It seems that the government may just end up reverting the teaching of science and mathematics back to the mother tongues, instead of the present system of teaching it in English. The logic and evidence behind this decision is also highly flawed. Personally, I do not think that it is a good idea.
Educational policy should never be dictated by the electorate. Parents do not know what is good for their kids, especially parents who are themselves, products of the non-English education system. It is undeniable that English is the lingua franca of the sciences and the children will have to face it at some point. If we choose to let them face it at university, it is no different from what we have today and we will end up producing graduates who are forced to study with a dictionary by their side, have a poor command of the language, and are unable to find jobs inside or outside the country.
Many people blame the fact that the content isn’t as important as the delivery. So, there is no point teaching it in English if the teachers themselves are unable to deliver the content in English. This is precisely our problem. The current crop of teachers today are the very byproducts of a system that reverted away from English, decades ago. If we decide to revert away from English again, we will just end up producing more of the same teachers who are unable to teach in English. Those who do not learn from history, are doomed to repeat it.
Statistics given by the government reveal that the kids themselves are not doing as well in primary school, as their seniors did when the subjects were taught in non-English. Obviously, if the kids have parents who are unable to comprehend English and are unable to help them in their school work, it is perfectly understandable that they will be at a disadvantage. So, the parents will not be able to brag about their child’s progress in school. So, what?
The correct response to this problem should be to fix the delivery of the curriculum instead of reverting back to the mess it was before. I can appreciate that it is going to be difficult to retrain the existing crop of teachers, whom are byproducts of the previous mess. Heck, even the trainers themselves are probably from the same mess. So, I would propose an alternative solution. One solution is to bring in existing people who are already capable of speaking English.
This may entail recruiting expatriates into the teaching fraternity. As there are many unemployed foreign spouses around, this may not be as difficult as it may seem at first. I am sure that almost everyone of them would be capable of teaching primary school mathematics and science, once they are given some teacher training. It would also solve the problem of them not being able to secure jobs within the country.
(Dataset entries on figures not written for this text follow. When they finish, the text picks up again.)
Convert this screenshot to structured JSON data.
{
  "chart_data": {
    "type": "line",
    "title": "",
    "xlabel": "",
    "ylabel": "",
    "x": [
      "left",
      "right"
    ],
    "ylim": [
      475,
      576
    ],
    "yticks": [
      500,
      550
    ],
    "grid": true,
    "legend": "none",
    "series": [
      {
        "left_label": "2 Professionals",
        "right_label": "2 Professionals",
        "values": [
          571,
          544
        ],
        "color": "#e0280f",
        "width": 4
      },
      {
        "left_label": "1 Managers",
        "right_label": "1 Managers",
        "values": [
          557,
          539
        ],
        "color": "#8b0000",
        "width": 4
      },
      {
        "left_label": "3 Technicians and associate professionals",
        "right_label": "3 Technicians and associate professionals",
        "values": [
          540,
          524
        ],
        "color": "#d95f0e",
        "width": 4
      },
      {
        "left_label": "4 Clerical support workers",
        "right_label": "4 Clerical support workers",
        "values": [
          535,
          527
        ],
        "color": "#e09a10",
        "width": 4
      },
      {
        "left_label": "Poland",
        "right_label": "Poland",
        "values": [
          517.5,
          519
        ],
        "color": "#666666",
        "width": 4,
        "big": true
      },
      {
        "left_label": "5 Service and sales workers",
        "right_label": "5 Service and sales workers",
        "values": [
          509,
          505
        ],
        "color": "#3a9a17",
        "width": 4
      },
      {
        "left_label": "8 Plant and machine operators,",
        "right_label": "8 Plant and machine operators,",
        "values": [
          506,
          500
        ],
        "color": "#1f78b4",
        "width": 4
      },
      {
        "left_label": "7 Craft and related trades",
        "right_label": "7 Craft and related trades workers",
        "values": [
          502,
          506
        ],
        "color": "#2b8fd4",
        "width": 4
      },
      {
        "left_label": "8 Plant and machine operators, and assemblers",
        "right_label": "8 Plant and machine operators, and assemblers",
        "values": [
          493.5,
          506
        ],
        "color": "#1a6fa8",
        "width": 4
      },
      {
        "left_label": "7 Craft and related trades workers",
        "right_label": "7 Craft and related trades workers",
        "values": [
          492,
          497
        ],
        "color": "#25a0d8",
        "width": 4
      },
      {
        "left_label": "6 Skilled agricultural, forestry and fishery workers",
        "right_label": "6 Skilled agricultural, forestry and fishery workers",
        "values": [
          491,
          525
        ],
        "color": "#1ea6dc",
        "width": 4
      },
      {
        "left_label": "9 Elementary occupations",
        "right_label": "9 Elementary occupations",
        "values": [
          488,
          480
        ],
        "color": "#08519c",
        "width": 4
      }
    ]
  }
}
If there are not enough foreign spouses to go around, hire in other expatriates. Considering that we are not really paying the Phillipino maids more than a teacher, it may actually be a good idea. Many of these maids are actually graduates themselves, and have a good command of English. They may actually be willing to teach, which is far easier to being a maid, and pays just as well, if not better.
If this isn’t enough, hire actual expatriate teachers from any country. Open up the teaching profession to anyone from anywhere, as long as they are properly qualified to teach science and maths. Pay them better than the other teachers. In fact, any local teachers who are willing to retrain themselves to teach in English, should be paid equal to these expatriates. That should be sufficient encouragement to induce people to actually make the switch.
We will not need to do this forever. We will only need to rely on the expatriates for several years, until the current crop of students make it through university and are reinserted back into the system.
Anyway, I am biased. I personally think that regressing back to the old mess is a bad idea.